さらに、私は現在(取材時点)OKRのブラッシュアップをしていますが、それもメンバーの吉村皐亮さんや前嶋直樹さんが主体となって動いてくれている。私は「協力をお願いします」とみんなに伝えただけで、実際に手を動かしているわけではないです。

西場さんがフレックスタイム制度の運用について協力を仰いだ際のSlack投稿。

自分ではほぼ手を動かしていなくて、誰かがプロジェクトを動かしてくれているんです。だからこそ、協力してもらうからにはマネジャーとしてメンバー全員に面白い仕事を用意しなければと考えています。もしかしたら「西場はいつも言ってるだけじゃん!」と思われているかもしれないですね。

マネジャーは誰もが同じように悩んでいる

――ここからは、西場さんから読者に向けたアドバイスを伺います。将来的に組織づくりやマネジメントに携わりたいと望むエンジニアが、今のうちにやっておくべきことはありますか?
私自身の経験を踏まえてお話しすると、プレーヤーの時に、着実に技術を伸ばしたり、新しい技術を獲得したりする習慣を身につけるのは大事です。マネジメント職も専門職ですから、経験を積めばどうにかなる世界ではなく、体系的な知識を習得することが必要になります。今のうちから特定領域を突き詰めて勉強する習慣を身につけておけば、マネジメント職に就いてからも成長しやすいと思います。

もう一つは、例え現在リーダーやマネジャーなどのポジションではなくても、チャンスがあるならばマネジメントやリーダーシップの要素が求められる業務に挑戦するのがおすすめです。
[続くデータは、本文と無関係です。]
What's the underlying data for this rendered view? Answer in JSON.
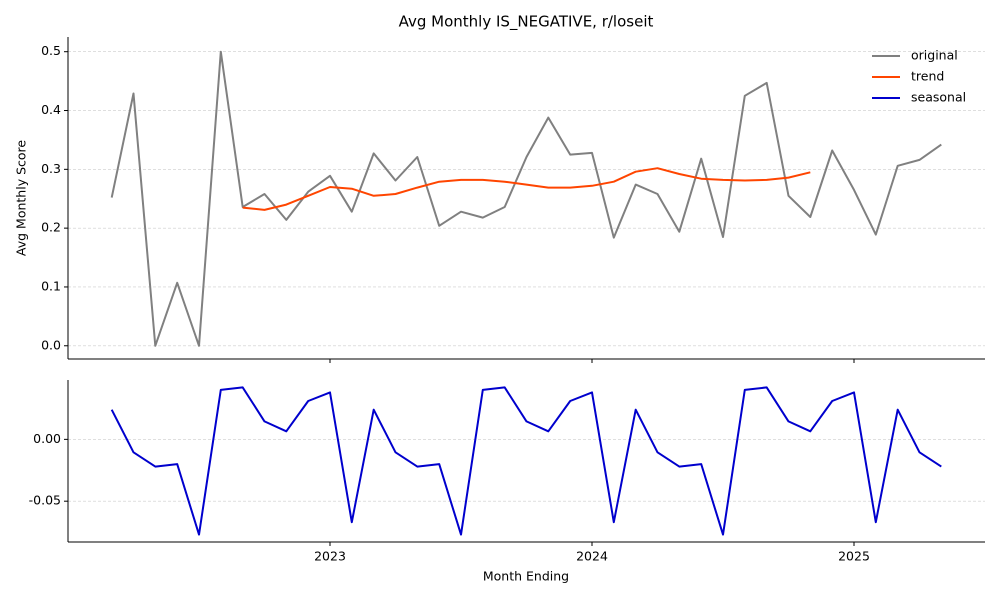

チームの中で自発的にプロジェクトの舵取りをしたり、マネジャーの意図を汲み取ってサポートしたりと、実はエンジニアの立場でできることはたくさんあります。

もし、何に取り組めば良いのかわからないときは、上司に直接、サポートして欲しいことや関わり方を聞いてみてください。そうした経験が、将来的にリーダーやマネジャーといったポジションに就いた際に役立つと思います。
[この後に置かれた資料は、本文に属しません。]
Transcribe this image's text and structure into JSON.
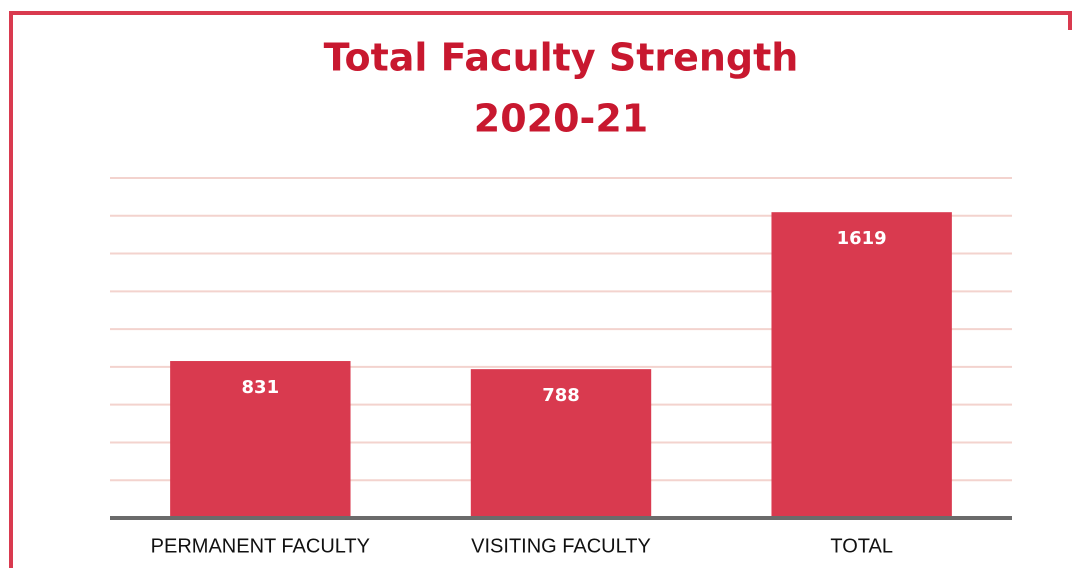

――では、現職でマネジメント職に就いており、組織づくりで悩んでいる方に伝えたいことはありますか?
前提として、私もずっと悩んでいます。全てがうまくいっているわけではありません。だからこそ、みんな同じように悩んでいることを知って欲しいです。そして、ぜひ他の人たちと相談する場を設けてください。
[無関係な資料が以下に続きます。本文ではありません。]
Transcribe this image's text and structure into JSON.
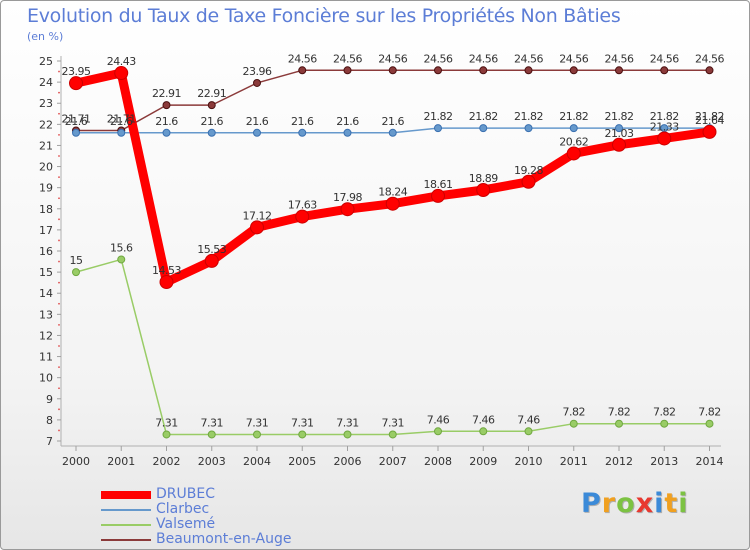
{
  "title": "Evolution du Taux de Taxe Foncière sur les Propriétés Non Bâties",
  "unit_label": "(en %)",
  "logo": {
    "letters": [
      {
        "ch": "P",
        "color": "#3b8ad8"
      },
      {
        "ch": "r",
        "color": "#f0a020"
      },
      {
        "ch": "o",
        "color": "#7cc242"
      },
      {
        "ch": "x",
        "color": "#e8382f"
      },
      {
        "ch": "i",
        "color": "#3b8ad8"
      },
      {
        "ch": "t",
        "color": "#f0a020"
      },
      {
        "ch": "i",
        "color": "#7cc242"
      }
    ]
  },
  "chart_data": {
    "type": "line",
    "title": "Evolution du Taux de Taxe Foncière sur les Propriétés Non Bâties",
    "ylabel": "(en %)",
    "xlabel": "",
    "categories": [
      "2000",
      "2001",
      "2002",
      "2003",
      "2004",
      "2005",
      "2006",
      "2007",
      "2008",
      "2009",
      "2010",
      "2011",
      "2012",
      "2013",
      "2014"
    ],
    "ylim": [
      7,
      25
    ],
    "yticks": [
      7,
      8,
      9,
      10,
      11,
      12,
      13,
      14,
      15,
      16,
      17,
      18,
      19,
      20,
      21,
      22,
      23,
      24,
      25
    ],
    "grid": false,
    "series": [
      {
        "name": "DRUBEC",
        "color": "#ff0000",
        "stroke": "#e00000",
        "values": [
          23.95,
          24.43,
          14.53,
          15.53,
          17.12,
          17.63,
          17.98,
          18.24,
          18.61,
          18.89,
          19.28,
          20.62,
          21.03,
          21.33,
          21.64
        ],
        "labels": [
          "23.95",
          "24.43",
          "14.53",
          "15.53",
          "17.12",
          "17.63",
          "17.98",
          "18.24",
          "18.61",
          "18.89",
          "19.28",
          "20.62",
          "21.03",
          "21.33",
          "21.64"
        ]
      },
      {
        "name": "Clarbec",
        "color": "#6699cc",
        "stroke": "#4a80c0",
        "values": [
          21.6,
          21.6,
          21.6,
          21.6,
          21.6,
          21.6,
          21.6,
          21.6,
          21.82,
          21.82,
          21.82,
          21.82,
          21.82,
          21.82,
          21.82
        ],
        "labels": [
          "21.6",
          "21.6",
          "21.6",
          "21.6",
          "21.6",
          "21.6",
          "21.6",
          "21.6",
          "21.82",
          "21.82",
          "21.82",
          "21.82",
          "21.82",
          "21.82",
          "21.82"
        ]
      },
      {
        "name": "Valsemé",
        "color": "#99cc66",
        "stroke": "#88c050",
        "values": [
          15,
          15.6,
          7.31,
          7.31,
          7.31,
          7.31,
          7.31,
          7.31,
          7.46,
          7.46,
          7.46,
          7.82,
          7.82,
          7.82,
          7.82
        ],
        "labels": [
          "15",
          "15.6",
          "7.31",
          "7.31",
          "7.31",
          "7.31",
          "7.31",
          "7.31",
          "7.46",
          "7.46",
          "7.46",
          "7.82",
          "7.82",
          "7.82",
          "7.82"
        ]
      },
      {
        "name": "Beaumont-en-Auge",
        "color": "#8b3a3a",
        "stroke": "#7a2a2a",
        "values": [
          21.71,
          21.71,
          22.91,
          22.91,
          23.96,
          24.56,
          24.56,
          24.56,
          24.56,
          24.56,
          24.56,
          24.56,
          24.56,
          24.56,
          24.56
        ],
        "labels": [
          "21.71",
          "21.71",
          "22.91",
          "22.91",
          "23.96",
          "24.56",
          "24.56",
          "24.56",
          "24.56",
          "24.56",
          "24.56",
          "24.56",
          "24.56",
          "24.56",
          "24.56"
        ]
      }
    ]
  }
}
良いアイデアが浮かんだり、的確なアドバイスをもらえたり、相談することのメリットは大きいです。社内のメンバーや周りの人に話すのはもちろん、イベントの場で話す、外部の人に相談するなど方法はいろいろあるので、1人で抱え込まず、ぜひ他の人と気楽に話してみるのが良いと思います。

「イノベーティブな組織を実現するためにSansanのサービスが不可欠」な状態を目指す

――これからSansanをどのような組織にしていきたいですか?
今後、「イノベーティブな組織を実現するためにSansanのサービスが不可欠な存在」という状態にしていきたいと考えています。そのために、企業のDX化を推進して、革新的なチャレンジをサポートできるようなサービスを提供していきたいですね。

これを実現するには、まず自分たちが今以上にイノベーティブになる必要があると思っています。そう考えるとSansanにおいて研究開発部は非常に重要な組織の一つです。イノベーションはデータの活用から生まれるケースも多いですから。

そして、新しい可能性を生み出すには試行錯誤の数を増やす必要があります。全社横断のデータ基盤を整備し、アルゴリズムの改善サイクルを加速させるためのMLOpsに取り組み、有意義な試行錯誤を増やして徹底したデータ分析ができるようにしていきたいです。